State lawmakers in Albany are making a push to ban the possession and sale of devices like bump stocks that can allow a semi-automatic weapon to fire like an automatic rifle.

“I believe we need to be as vigilant as we can possibly be to try to lack down, latch down, every weakness in the law that we can possibly do,” said Assemblywoman Pat Fahy, an Albany Democrat who introduced a version of the bill this week.

Bills to ban bump stocks were introduced this week after a gunman in Las Vegas is believed to have used the device to fire into a crowd at a concert, killing 58 people.

“I think there is an appetite because people feel vulnerable, my constituents feel vulnerable,” said Sen. Brad Hoylman, who carries a similar measure along with fellow Democratic Sen. John Brooks.

But there’s also some confusion over the legal status of bump stocks. Gov. Andrew Cuomo on Friday incorrectly said the devices were banned in the SAFE Act.

“We did that,” Cuomo told reporters in Cortland. “New York led the way and we frankly led the way before this whole rash of mass murders going on nationwide.”

The claim the SAFE Act bans bump stocks and other similar devices has also been made by the Independent Democratic Conference in the Senate. But Cuomo misspoke on Friday.

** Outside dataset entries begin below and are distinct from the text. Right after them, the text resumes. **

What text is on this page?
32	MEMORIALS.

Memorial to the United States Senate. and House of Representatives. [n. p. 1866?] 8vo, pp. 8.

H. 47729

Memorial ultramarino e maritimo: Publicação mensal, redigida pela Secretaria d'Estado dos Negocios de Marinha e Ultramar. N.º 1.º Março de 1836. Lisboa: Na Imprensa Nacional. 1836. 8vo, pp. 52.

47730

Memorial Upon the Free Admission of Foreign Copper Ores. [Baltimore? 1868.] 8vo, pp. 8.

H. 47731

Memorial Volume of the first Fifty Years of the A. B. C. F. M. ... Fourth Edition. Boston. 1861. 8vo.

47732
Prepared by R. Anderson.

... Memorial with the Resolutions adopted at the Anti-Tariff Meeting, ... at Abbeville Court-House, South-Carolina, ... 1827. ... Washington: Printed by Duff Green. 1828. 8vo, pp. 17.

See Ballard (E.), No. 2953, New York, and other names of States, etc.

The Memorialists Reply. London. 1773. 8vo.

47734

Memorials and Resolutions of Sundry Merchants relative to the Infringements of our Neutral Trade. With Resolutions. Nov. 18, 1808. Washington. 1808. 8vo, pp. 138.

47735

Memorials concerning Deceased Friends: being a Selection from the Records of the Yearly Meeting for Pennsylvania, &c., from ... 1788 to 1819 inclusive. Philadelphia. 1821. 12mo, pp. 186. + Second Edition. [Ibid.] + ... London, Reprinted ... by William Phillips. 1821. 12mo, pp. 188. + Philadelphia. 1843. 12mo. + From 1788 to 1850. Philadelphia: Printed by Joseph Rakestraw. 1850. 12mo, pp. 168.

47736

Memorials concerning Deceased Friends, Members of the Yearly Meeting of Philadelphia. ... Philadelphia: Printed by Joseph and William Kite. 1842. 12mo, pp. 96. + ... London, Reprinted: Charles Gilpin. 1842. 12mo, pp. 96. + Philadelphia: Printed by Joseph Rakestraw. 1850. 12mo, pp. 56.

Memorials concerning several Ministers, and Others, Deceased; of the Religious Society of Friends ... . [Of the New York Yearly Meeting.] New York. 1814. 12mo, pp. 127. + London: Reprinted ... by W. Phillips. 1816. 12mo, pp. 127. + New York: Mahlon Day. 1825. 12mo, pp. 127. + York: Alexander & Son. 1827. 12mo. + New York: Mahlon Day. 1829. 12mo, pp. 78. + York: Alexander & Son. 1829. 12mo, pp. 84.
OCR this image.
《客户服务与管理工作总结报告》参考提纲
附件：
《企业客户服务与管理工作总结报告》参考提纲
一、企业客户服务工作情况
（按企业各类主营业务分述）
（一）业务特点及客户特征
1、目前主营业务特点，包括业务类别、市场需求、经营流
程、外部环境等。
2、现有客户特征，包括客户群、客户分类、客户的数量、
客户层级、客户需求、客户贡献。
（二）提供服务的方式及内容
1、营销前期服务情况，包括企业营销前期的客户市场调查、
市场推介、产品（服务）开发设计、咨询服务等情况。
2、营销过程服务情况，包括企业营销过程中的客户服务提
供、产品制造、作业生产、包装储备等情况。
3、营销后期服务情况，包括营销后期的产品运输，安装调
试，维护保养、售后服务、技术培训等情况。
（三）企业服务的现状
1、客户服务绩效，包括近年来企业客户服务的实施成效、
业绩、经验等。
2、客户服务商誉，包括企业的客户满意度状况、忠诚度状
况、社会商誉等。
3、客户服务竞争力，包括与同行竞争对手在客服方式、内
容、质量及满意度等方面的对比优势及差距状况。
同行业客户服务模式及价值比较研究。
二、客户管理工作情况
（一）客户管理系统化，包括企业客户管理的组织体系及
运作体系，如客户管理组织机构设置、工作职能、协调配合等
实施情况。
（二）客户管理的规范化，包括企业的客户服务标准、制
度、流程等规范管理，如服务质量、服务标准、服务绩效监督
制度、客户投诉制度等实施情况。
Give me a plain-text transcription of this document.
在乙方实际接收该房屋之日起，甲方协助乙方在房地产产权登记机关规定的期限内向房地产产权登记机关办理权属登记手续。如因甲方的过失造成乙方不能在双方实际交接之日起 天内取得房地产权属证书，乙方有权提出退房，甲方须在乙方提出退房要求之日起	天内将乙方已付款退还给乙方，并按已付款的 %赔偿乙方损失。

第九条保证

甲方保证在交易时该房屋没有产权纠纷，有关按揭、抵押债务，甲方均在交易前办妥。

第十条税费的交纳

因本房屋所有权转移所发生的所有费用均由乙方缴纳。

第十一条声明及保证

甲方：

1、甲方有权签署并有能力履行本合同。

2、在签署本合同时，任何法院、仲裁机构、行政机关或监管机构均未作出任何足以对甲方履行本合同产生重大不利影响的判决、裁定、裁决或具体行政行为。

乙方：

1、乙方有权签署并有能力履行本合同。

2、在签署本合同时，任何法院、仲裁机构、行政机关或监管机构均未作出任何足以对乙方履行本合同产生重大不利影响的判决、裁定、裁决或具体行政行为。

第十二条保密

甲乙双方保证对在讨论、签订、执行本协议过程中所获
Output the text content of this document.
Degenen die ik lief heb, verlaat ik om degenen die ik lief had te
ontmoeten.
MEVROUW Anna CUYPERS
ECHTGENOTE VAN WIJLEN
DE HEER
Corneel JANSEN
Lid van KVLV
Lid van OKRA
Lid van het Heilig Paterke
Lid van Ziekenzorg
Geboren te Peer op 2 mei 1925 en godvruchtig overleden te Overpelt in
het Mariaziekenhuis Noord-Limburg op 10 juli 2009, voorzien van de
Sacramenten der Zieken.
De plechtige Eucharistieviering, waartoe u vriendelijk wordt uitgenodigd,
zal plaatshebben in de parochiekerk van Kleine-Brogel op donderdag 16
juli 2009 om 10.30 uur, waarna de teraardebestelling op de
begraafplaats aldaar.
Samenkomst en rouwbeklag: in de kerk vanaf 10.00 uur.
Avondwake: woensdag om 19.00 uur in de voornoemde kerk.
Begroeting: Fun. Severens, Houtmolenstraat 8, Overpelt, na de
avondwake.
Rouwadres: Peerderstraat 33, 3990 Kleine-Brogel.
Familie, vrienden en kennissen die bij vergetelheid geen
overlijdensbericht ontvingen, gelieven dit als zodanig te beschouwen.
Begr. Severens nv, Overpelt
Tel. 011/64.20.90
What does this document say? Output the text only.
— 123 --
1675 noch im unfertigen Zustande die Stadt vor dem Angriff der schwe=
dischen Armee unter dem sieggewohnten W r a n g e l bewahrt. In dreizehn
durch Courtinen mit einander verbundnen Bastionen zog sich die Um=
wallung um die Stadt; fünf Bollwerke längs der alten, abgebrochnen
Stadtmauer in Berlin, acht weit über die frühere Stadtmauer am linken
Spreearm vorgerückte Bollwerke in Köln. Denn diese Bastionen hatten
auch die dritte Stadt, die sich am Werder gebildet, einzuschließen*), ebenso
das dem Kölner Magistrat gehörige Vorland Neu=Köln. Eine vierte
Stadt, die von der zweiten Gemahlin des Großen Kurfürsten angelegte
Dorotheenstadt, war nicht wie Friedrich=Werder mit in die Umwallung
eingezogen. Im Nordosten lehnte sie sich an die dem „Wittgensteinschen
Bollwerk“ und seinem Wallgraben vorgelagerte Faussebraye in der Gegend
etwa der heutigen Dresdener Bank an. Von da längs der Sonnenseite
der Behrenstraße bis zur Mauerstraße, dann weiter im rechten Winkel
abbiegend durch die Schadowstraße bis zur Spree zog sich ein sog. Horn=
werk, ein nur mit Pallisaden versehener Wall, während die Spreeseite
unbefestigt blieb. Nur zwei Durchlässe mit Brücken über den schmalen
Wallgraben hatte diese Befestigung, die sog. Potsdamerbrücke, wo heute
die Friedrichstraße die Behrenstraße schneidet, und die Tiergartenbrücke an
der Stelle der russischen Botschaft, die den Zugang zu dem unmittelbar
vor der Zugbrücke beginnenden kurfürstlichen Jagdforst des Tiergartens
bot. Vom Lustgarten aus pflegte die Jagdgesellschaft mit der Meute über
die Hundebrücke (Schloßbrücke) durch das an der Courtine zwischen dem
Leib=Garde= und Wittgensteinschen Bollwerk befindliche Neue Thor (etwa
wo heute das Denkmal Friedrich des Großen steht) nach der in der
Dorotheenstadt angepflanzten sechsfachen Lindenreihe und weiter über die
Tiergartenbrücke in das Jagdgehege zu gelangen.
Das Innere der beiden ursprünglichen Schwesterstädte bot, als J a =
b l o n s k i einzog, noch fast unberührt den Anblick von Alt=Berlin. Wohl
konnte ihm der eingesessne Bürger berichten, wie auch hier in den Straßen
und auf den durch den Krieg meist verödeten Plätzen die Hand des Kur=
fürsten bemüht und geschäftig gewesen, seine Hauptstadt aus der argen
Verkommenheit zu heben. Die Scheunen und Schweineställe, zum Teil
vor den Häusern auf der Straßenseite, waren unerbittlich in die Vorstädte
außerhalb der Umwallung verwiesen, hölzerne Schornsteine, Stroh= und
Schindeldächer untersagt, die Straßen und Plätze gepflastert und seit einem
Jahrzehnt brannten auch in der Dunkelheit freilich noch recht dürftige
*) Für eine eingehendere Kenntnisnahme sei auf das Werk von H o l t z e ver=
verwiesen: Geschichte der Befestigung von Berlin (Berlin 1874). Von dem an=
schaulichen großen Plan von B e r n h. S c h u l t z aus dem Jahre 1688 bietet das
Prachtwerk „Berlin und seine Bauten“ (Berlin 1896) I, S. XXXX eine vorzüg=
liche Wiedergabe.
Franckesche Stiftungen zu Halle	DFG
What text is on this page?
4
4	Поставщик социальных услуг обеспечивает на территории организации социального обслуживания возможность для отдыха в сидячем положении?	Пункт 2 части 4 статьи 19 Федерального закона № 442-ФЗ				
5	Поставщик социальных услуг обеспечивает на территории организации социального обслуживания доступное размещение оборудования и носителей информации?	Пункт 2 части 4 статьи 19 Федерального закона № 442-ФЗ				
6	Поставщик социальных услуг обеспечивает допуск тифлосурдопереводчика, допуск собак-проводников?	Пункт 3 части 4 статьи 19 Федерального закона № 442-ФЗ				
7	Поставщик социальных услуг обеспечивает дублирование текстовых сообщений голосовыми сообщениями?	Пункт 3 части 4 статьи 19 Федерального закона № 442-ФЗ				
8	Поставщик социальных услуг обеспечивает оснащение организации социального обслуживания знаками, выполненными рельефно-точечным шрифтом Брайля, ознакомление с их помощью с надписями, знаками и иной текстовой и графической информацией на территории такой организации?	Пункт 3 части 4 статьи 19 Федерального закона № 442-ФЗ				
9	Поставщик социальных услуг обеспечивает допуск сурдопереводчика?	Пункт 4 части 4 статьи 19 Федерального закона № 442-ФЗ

The State Police this week pointed to a law that bans the attachment of devices that mimic automatic fire on semi-automatic weapons.

“Under a section of state law that pre-dates the SAFE Act,” said spokesman Beau Duffy, “attaching a bump stock to a semi-automatic weapon would be illegal.”

The possession or sale of bump stocks is legal, says Attorney General Eric Schneiderman’s office.

“The legislation that I and Senator Brooks have introduced would ban them completely and make it a felony to actually have one, for example, in the truck of your car,” Hoylman said.

Fahy’s bill, meanwhile, has the support of a Republican in the state Senate, Andrew Lanza of Staten Island.

“I think it’s a breakthrough here that the bill I’ve introduced is a bipartisan one,” she said.

The politics of gun control in the state Legislature, however, are tricky.

The SAFE Act’s passage angered gun owners in New York and several Republicans from upstate districts elected in recent years have vowed to repeal the measure.

It’s not clear if Republicans in the Senate would want to vote on another gun control bill. A Senate GOP spokesman did not return calls seeking comment, nor did the New York State Rifle And Pistol Association.